As Singapore is a small and open economy and the US is a major trading partner, US interest rates have a significant influence on our economy and the interest rate outlook here, says Mr Vasu Menon, OCBC Bank's vice-president and senior investment strategist of Wealth Management Singapore.
"If the Fed's rate hikes lead to a stronger US dollar vis-a-vis the Singapore dollar, this could cause rates here to rise," he says.
"This is the result of the weaker Singapore dollar causing some outflow of funds, and possibly reducing the supply of Singapore dollars in the local money market. This will cause interest rates here to rise.
"Also, a weaker Singapore dollar means that investors may seek higher yields as compensation for holding the weaker currency."
The effect of capital outflows from neighbouring emerging markets has generated a broad effect on the stock market here, says SGX market strategist Geoff Howie.
He says: "Together, the STI (Straits Times Index), KLCI (Kuala Lumpur Composite Index), SET Index (Stock Exchange of Thailand) and Jakarta Composite Index faced similar declines in the year (2015)."
Another effect is that bond prices could weaken if interest rates rise more sharply than expected, given their inverse relationship with interest rates, says Mr Menon.
He says: "Bonds with a longer tenor tend to be more vulnerable to rising interest rates, which is why investors looking to buy bonds can reduce downside risk by buying bonds with a shorter tenor of four to five years."
Investors too, need to bear in mind liquidity risk, as a seller may not be able to sell his bonds if there are no buyers when he is ready to sell, Mr Menon notes.
"In addition, there may be a big gap between the seller's asking price and the buyer's bid price if the buyer is concerned about rising interest rates."
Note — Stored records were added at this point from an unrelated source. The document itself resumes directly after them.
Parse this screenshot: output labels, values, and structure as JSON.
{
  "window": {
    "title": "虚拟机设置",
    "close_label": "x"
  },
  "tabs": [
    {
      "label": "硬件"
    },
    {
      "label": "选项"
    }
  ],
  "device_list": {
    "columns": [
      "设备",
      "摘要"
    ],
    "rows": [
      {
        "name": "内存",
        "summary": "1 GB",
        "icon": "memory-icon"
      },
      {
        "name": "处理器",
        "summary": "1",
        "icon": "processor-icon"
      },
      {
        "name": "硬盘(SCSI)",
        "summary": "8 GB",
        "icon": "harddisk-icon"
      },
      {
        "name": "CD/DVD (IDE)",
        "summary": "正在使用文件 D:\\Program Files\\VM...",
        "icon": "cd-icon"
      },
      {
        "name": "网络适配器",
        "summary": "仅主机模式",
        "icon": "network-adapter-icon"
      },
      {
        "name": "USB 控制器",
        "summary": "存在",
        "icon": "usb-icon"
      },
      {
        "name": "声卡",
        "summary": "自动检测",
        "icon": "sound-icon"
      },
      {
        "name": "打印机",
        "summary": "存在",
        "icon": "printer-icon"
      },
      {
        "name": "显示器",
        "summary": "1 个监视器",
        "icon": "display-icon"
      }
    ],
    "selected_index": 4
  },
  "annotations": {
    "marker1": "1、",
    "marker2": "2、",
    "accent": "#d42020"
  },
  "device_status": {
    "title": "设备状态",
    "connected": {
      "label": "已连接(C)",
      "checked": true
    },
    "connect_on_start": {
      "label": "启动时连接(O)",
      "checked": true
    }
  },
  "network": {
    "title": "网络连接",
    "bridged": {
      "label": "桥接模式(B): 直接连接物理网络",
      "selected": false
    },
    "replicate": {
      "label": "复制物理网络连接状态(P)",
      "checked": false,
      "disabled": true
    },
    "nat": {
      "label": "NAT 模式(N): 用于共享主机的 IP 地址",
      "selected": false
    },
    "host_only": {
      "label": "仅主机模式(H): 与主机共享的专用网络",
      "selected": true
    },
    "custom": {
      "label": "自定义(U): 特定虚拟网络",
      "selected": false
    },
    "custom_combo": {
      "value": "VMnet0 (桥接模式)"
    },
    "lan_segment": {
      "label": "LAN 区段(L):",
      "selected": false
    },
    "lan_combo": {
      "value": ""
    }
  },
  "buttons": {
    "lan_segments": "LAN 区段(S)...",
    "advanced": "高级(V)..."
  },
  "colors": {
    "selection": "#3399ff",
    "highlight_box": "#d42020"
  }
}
He adds that rising rates may take some shine off real estate investment trusts and dividend-yielding stocks, and weigh on their share prices.
"However, as interest rates here are likely to remain low by historical standards, the search for yield should continue and thus provide downside support for these groups of stocks," he says.
"Bonds with a longer tenor tend to be more vulnerable to rising interest rates, which is why investors looking to buy bonds can reduce downside risk by buying bonds with a shorter tenor of four to five years."
- Mr Vasu Menon, OCBC's vice-president and senior investment strategist of Wealth Management Singapore.
Impact on housing, cost of living here
Assuming the Singapore Interbank Offered Rate (Sibor) has a one-to-one correlation with the Fed fund rates, a hike of 25 basis points will have a monthly effect of about $200 in extra payments for a $1 million loan, notes CIMB Securities (Singapore)'s research team.
Its spokesman says: "In actual correlation, the Sibor has only a 50 per cent sensitivity to Fed rates but it is driven by other factors such as currency. In the past year, the Sibor has already moved much without the Fed fund rates moving and that is already reflected in everyone's mortgage rates over 2015.
"You can see the quantum is not big, especially as most people who live in HDB flats don't have a $1 million mortgage. It does affect speculators with multiple properties, as reflected already in rising mortgagee sales."
An increase in interest rates will weigh further on property prices here and reduce the appeal of investment properties, especially given the current weak rental market, says OCBC's Mr Vasu Menon.
"The man on the street may then face the burden of rising mortgage rates... Unless a property owner can rent out his property easily, he may end up owning a property that is vacant for long periods, or he may have to slash rentals."
COST OF LIVING
Rising interest rates will make setting aside cash in a savings account more appealing.
Says Mr Menon: "However, keeping funds idle comes with risk as well, because if the interest rate on idle deposits does not beat inflation, this effectively means that the purchasing power of the savings will depreciate over time, and consumers may not be able to meet their goals like buying a home and paying for their children's education."